Find DKIM and DMARC Records?

Solution 1:

To query the TXT record for DMARC, you can use:

dig TXT _dmarc.example.org

To query for a particular record for DKIM, you would need to know the selector prefix. You would then query it as TXT (for example with a google one):

dig TXT google._domainkey.example.org

Solution 2:

For DKIM records, if you have received a DKIM-signed email from that domain, look at the DKIM-Signature header line(s).

From the spec:

All DKIM keys are stored in a subdomain named _domainkey.
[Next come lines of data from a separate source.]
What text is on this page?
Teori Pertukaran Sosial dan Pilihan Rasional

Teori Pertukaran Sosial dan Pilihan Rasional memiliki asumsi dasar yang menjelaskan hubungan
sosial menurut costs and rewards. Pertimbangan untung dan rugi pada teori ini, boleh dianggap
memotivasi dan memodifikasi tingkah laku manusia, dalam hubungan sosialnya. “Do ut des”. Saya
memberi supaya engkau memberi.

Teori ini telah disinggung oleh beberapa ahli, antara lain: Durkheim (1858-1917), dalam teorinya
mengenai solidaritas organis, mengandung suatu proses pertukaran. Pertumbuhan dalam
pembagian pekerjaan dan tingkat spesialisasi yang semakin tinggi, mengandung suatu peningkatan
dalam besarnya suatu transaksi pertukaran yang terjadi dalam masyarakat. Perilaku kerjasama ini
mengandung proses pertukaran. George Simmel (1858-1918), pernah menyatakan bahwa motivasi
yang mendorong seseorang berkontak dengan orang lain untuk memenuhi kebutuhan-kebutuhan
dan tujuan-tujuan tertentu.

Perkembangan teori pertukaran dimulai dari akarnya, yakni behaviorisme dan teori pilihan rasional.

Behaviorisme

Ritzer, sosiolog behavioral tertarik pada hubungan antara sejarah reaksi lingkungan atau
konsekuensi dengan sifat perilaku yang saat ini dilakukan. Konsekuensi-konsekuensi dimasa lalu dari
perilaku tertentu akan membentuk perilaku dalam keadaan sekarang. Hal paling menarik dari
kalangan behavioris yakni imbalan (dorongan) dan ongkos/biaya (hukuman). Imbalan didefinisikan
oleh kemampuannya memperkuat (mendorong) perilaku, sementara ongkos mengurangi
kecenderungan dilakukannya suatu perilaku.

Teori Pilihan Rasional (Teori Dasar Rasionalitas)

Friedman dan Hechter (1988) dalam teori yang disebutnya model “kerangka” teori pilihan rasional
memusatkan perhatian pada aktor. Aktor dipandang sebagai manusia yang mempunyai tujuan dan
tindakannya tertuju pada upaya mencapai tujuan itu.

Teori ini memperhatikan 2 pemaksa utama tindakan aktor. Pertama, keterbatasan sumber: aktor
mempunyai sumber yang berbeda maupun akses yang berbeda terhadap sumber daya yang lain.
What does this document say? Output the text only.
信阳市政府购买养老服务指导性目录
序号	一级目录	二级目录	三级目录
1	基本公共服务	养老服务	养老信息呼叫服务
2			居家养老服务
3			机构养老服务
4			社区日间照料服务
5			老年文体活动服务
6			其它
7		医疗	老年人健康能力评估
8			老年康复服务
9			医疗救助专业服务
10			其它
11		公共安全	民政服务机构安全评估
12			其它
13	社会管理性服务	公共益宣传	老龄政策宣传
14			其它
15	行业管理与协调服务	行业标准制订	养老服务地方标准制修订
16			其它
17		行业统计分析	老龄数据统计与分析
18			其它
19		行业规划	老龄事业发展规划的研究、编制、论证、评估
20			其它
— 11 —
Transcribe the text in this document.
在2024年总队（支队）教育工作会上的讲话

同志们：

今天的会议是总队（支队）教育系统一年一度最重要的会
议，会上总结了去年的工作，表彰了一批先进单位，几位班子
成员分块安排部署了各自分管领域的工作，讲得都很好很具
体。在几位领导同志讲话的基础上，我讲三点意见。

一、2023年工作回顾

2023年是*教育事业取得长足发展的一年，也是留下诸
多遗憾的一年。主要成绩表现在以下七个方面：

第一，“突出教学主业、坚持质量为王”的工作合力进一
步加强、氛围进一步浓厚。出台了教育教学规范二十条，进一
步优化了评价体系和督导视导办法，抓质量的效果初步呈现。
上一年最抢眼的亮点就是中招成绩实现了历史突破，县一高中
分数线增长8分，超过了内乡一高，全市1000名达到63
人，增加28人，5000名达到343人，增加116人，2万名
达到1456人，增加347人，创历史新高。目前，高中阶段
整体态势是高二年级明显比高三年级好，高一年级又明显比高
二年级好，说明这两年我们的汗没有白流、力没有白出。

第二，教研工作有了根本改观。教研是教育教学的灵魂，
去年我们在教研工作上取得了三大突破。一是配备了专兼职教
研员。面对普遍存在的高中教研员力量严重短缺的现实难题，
Given a DKIM-Signature field with a "d=" tag of example.com and an "s=" tag of foo.bar, the DNS query will be for foo.bar._domainkey.example.com.

So in this example, you can then run:

dig TXT foo.bar._domainkey.example.com

Credit to andol, whose comment led me to this solution.


Solution 3:

You should use +short with dig to get the DMARC record only.

dig +short TXT _dmarc.domain.com

Solution 4:

Using Windows built-in tool nslookup

  1. Open Command Prompt (cmd.exe)
  2. Enter nslookup
  3. Enter set type=txt
  4. Enter _dmarc.somedomain.org, replace somedomain.org

Example:

C:\Users\user>nslookup

Default Server:  localdns
Address:  192.168.1.1

> set type=txt

> _dmarc.somedomain.org

Non-authoritative answer:
_dmarc.somedomain.org text =

    "v=DMARC1; p=none; rua=mailto:[email protected]"

You may use server 8.8.8.8 (Google DNS) before lookup DMARC TXT record.